The use of oak in winemaking is used to change the flavour, tannins and colour of a wine. Oak preference is entirely subjective and it must be noted that the taste that oak imparts is not always the sole intention of a winemaker. Oak can be used to both ferment, and store or age wine. Oak imparts flavours such as smoke, sweet spice, cedar, tobacco, caramel, liquorice, and chocolate just to name a few.

It can be divided into the two most used kinds; European and American oak, both of which impart different flavours to wine. Most European oak comes from France, with some also coming from Eastern Europe and Portugal. France is the most significant producer though, as it makes the best quality and the greatest amount. The quality of oak is judged by the grain of the oak, and against the standard of French oak. Due to its intrinsic structure, French oak can not be sawn into planks, but the wood must be painstakingly split up. This makes French oak the most expensive starting at £600 per barrel and going up to £2000. French oak because of its grain and the fact it is split not sawn is more subtle.

American oak is commonly used in both Spain and Australia and is much less expensive than French oak (roughly half the price). It imparts a lot more flavour, bold spice and vanilla as well as being richer in tannins, thus appropriate for big ripe fruit forward Australian Shiraz and Rioja.

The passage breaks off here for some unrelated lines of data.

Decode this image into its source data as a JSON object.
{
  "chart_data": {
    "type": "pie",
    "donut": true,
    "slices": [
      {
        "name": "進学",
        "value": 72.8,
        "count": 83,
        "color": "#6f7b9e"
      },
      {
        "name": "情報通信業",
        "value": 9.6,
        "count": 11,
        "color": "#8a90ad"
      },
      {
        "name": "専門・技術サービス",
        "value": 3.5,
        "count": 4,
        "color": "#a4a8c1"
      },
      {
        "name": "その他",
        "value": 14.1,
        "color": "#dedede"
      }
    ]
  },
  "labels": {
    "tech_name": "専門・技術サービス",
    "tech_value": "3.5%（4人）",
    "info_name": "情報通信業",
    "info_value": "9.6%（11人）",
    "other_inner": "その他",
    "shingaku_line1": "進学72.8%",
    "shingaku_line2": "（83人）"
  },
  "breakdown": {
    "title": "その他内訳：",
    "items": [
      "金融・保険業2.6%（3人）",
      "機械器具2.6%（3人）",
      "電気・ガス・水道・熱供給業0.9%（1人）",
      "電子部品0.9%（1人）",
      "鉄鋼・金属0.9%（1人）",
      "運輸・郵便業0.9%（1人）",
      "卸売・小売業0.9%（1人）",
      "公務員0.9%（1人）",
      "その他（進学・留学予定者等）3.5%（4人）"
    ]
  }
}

Other factors that determine degree of oakiness include the length of time the wood is dried prior to toasting, and the toasting process itself. Oak toasting can influence flavour but the longer the oak has been air dried for then the less toasty the wine will be, whereas oak air dried for a shorter period produces more barbecue flavours. Alcohol plays a part too, with wines of a higher ABV content extracting more oak flavours from the barrel.

Australia’s wine production and reputation grew solidly and steadily throughout the late 90’s. Australia enjoyed a huge wine export boom, and at one stage was the main supplier of wine to the UK even overtaking France! Australia received great reviews and popularity in the US too.

In the early 2000’s there was movement in the massive wine companies that dominated the Australian wine industry, with the massive American company Constellation, acquiring familial brands such as Hardy’s, Leasingham, Banrock station, and the Fosters group acquiring Southcorp. This resulted in both companies waging a discount war facilitated by UK supermarkets. To ensure a cheap, bulk, export wine could be supplied, inexpensive methods of oaking emerged. These included oak chips, shavings and powder. This Australian wine became synonymous with cheap, crudely oaked and mass produced wine.

Fortunately, we are now in a different phase, ownership has changed and there are impressive winemakers making great wines. The UK is now rediscovering cool climate Australian wine from MacLaren Vale, Clare Valley, Margaret River and Tasmania with ripe fruit and integrated oak. Often those wines passed of as too oaky are those that need a little more time in the bottle. Whilst it is a matter of personal taste, a well known Burgundian wine maker once said that wine can be ‘under wined’ but not ‘over oaked’.